Tout amateur de rock de rock disjoncté se souviendra des débuts discographiques de Royal Trux , fabuleux duo unissant Jennifer Herema et Neil Hagerty, en 1988. Dans la foulée de ce premier jet déjà génialement foutraque, d’autres albums suivront avant une séparation en 2000. 15 ans passent, la paire réinvestit les planches en 2015 et nous voilà, comble du bonheur et de la déviance sonore, avec ce nouvel opus appelé White stuff.
Ne nous méprenons pas, l’ordre n’est toujours pas de mise; il s’agit là d’un fatras jouissif, qui démarre sur un rock lo-fi aux mélodies bourrues et tordues (le titre éponyme).
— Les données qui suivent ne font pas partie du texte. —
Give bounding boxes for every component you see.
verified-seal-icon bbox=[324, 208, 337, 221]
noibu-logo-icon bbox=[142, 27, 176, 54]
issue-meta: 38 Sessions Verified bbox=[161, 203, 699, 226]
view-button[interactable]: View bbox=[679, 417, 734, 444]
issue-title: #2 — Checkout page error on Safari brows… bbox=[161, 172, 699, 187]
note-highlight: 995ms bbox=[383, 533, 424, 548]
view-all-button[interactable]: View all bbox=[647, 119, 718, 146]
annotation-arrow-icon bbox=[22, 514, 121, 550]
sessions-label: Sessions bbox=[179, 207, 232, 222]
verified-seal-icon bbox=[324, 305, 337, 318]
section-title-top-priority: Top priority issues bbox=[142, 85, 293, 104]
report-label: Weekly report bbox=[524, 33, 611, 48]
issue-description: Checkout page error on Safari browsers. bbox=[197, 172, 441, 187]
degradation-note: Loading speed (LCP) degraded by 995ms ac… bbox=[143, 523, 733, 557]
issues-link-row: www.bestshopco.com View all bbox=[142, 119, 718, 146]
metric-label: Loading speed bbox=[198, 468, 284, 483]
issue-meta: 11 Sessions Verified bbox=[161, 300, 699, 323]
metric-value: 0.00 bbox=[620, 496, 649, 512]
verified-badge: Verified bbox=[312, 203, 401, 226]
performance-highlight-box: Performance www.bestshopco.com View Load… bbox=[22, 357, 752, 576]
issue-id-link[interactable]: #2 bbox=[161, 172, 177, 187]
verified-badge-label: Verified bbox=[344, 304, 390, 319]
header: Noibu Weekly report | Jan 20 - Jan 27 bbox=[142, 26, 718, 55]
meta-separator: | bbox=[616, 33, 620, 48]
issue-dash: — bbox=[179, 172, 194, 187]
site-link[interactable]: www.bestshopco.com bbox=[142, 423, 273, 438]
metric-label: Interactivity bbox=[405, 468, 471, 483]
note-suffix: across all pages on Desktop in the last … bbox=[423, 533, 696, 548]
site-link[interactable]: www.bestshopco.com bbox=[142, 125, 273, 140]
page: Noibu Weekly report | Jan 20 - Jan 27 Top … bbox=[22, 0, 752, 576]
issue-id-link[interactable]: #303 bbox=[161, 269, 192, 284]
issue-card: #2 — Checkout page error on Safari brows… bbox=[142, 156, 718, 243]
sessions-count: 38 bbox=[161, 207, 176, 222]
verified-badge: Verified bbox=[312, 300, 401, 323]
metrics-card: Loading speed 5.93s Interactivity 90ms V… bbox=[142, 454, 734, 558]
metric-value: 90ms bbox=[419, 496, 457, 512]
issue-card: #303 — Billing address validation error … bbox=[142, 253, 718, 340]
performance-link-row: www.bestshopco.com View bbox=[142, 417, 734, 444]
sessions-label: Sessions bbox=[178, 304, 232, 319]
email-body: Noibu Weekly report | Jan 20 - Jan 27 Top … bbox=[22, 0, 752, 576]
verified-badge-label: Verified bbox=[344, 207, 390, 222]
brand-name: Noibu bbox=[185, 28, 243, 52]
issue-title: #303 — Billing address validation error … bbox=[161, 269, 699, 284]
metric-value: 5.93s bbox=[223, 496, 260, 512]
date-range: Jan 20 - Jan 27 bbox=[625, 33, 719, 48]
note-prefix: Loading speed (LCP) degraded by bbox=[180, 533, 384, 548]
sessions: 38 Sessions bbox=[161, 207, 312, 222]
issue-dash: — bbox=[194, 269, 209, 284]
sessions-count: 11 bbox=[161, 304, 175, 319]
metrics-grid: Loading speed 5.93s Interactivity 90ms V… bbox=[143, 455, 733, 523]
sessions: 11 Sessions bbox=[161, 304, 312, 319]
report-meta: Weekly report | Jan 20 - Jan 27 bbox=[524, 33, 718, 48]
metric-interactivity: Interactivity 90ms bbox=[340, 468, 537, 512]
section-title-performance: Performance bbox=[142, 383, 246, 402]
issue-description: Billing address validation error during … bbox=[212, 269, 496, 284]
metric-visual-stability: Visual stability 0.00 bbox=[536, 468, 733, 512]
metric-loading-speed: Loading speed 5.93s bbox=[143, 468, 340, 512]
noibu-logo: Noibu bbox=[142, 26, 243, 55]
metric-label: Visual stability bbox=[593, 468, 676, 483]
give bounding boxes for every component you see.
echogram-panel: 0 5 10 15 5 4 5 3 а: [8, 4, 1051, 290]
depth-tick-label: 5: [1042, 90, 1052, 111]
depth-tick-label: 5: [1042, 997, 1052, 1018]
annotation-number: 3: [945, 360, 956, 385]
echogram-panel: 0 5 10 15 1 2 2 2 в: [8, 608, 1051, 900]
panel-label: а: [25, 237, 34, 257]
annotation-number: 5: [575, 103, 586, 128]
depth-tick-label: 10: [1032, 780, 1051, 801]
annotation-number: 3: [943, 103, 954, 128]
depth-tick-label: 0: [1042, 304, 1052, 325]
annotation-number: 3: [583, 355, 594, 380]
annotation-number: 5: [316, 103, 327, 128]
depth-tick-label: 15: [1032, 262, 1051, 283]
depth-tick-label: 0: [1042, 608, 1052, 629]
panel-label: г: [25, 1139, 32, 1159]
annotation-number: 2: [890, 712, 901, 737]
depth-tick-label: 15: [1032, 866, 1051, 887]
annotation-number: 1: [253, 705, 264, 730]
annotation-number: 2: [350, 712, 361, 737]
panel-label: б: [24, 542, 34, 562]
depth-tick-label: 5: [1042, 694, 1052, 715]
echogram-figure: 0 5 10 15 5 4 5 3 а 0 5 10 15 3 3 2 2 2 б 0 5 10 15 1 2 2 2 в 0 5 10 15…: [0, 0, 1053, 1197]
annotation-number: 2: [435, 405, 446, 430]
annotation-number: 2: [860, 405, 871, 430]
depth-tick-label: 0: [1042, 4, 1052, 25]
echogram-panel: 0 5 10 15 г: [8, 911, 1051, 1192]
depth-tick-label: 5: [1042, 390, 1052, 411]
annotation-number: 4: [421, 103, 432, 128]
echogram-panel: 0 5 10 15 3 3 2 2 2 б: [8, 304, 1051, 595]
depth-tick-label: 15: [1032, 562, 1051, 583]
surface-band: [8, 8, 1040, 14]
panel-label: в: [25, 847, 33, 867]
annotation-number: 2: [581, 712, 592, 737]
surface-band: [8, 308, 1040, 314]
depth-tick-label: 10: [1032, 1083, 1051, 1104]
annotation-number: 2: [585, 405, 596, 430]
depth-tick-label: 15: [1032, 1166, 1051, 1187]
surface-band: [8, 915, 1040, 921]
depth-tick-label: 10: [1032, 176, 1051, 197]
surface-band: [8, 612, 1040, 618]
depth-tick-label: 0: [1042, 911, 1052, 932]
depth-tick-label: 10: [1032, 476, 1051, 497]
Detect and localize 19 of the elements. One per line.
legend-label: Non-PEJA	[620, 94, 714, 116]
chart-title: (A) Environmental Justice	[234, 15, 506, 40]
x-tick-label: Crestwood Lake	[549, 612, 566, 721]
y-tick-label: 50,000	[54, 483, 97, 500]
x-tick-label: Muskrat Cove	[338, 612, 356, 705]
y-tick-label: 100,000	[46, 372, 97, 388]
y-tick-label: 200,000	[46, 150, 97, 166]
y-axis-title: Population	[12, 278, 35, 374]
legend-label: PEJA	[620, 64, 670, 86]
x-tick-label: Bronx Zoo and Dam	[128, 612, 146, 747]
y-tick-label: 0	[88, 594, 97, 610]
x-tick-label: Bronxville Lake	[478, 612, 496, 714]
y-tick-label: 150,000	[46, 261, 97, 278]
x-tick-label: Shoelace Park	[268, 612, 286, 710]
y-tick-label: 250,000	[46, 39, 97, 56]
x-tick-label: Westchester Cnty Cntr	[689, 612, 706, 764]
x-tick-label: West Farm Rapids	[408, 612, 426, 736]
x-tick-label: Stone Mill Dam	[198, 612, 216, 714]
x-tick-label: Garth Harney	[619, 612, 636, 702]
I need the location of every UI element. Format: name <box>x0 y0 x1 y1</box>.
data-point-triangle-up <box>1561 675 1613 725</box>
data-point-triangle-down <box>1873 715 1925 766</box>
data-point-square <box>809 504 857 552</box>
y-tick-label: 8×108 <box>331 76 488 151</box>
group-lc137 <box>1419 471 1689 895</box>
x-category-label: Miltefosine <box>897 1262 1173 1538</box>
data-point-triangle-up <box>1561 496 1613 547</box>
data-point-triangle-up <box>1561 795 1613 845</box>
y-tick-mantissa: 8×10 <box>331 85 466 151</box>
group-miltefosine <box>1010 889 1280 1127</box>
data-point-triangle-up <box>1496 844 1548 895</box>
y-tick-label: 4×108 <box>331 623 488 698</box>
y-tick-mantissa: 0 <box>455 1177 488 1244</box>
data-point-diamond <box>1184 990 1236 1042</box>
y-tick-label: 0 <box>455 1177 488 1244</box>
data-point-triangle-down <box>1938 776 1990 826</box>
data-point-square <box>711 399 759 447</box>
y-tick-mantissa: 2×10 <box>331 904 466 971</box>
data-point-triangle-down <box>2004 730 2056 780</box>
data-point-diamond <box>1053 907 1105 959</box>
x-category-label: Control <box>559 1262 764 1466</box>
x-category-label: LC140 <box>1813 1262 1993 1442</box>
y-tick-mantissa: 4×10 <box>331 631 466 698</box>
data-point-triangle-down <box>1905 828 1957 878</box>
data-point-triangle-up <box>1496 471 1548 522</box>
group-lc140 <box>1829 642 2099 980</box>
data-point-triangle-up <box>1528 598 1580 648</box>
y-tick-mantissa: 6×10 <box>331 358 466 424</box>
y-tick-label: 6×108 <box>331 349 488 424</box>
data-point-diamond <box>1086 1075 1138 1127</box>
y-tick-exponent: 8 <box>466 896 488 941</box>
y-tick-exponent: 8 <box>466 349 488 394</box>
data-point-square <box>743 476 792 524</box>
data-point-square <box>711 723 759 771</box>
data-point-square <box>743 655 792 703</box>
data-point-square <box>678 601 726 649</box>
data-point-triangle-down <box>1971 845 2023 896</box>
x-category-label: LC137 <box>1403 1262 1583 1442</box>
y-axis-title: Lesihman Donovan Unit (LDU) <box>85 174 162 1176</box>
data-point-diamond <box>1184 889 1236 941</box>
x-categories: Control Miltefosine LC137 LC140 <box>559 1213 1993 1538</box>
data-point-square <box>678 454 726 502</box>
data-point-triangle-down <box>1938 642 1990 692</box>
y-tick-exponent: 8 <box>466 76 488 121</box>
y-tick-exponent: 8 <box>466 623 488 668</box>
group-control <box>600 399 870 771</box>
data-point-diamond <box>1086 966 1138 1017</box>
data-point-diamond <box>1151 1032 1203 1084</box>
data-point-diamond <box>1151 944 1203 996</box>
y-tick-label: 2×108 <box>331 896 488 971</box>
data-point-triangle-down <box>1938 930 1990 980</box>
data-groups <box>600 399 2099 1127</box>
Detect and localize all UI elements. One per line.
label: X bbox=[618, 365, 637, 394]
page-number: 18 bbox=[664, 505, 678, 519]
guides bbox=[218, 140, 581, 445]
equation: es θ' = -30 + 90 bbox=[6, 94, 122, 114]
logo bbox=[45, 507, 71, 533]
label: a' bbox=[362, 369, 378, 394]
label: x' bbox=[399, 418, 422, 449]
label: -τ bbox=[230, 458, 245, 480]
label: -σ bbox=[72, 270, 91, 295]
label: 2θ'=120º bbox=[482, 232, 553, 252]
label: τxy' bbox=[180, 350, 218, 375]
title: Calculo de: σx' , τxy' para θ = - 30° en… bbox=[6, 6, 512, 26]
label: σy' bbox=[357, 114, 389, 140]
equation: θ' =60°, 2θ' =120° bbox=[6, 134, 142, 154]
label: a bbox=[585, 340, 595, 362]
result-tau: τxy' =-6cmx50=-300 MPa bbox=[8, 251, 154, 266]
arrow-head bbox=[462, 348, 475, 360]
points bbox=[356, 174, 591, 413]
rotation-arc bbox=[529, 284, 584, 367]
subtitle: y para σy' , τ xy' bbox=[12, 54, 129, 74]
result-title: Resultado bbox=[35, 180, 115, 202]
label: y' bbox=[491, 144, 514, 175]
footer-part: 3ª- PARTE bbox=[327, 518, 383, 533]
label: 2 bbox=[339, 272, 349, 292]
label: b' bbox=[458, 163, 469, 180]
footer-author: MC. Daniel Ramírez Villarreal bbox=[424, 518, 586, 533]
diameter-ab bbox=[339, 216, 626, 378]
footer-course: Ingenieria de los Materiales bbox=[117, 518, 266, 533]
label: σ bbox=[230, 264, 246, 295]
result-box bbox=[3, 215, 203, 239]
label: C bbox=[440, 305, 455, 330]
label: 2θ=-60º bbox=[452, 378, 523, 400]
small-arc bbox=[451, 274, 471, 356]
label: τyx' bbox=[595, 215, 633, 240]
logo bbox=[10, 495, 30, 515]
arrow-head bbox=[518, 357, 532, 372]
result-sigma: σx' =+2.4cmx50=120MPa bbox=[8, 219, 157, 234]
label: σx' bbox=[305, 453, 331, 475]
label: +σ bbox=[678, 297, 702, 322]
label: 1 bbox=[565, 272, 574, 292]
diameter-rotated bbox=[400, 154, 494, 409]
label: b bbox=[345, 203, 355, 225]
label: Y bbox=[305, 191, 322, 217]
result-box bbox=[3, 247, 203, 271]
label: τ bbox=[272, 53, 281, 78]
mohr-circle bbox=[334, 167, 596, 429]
Royal Trux est intact, fort de ses excès et d’un esprit libre qui contourne les formats prédéfinis. Year of the dog, tout aussi rock et crade -ça tombe bien, Neil et Jennifer sont à leur affaire dans ce registre-, alliant les voix pour confirmer l’excellence du rendu. Celui-ci est minimal, de haut niveau, malpoli et dépoli. Purple audacity #2 se fait lui bluesy-psyché, sur un rythme plus indolent. Il a chez Royal Trux une sorte de sensualité boueuse, des sons vicelards, une approche, en fait, très personnelle. Suburban junkie lady, créé dans le même esprit lo-fi revendiqué, avec, toujours, la dualité de chants complémentaires, puis un Shoes and tags aux riffs secs, dont la formule évoque les Kills, achevant de faire de ce retour une réussite incontestable.
Les sons crissent, le contenu est débraillé et vaporeux. Get used to this convoque électro et phrasé hip-hop, on jongle avec les genres et on est loin, bien loin d’échouer dans la démarche. Sic em slow vire funky, on reste dans le rock aussi génial qu’hasardeux, aventureux. Il s’écoute fort, à l’image de l’appuyé Every day swan qui s’ajoute à la liste des morceaux imparables. Whopper Dave, plus lourd (dans le tempo), plaçant lui ses parties triturées, massives aussi, avec maestria.
Après tout ceci, l’enchainement de fin livre tout d’abord Purple audacity #1, psycho-sonique, qui tout en étant moins soutenu que la plupart des autres titres, étire la palette déjà sans chaines du groupe. La conclusion se faisant alors au son d’ Under ice, aux mélodies exaltantes passées au filtre lo-fi, évidemment. Royal.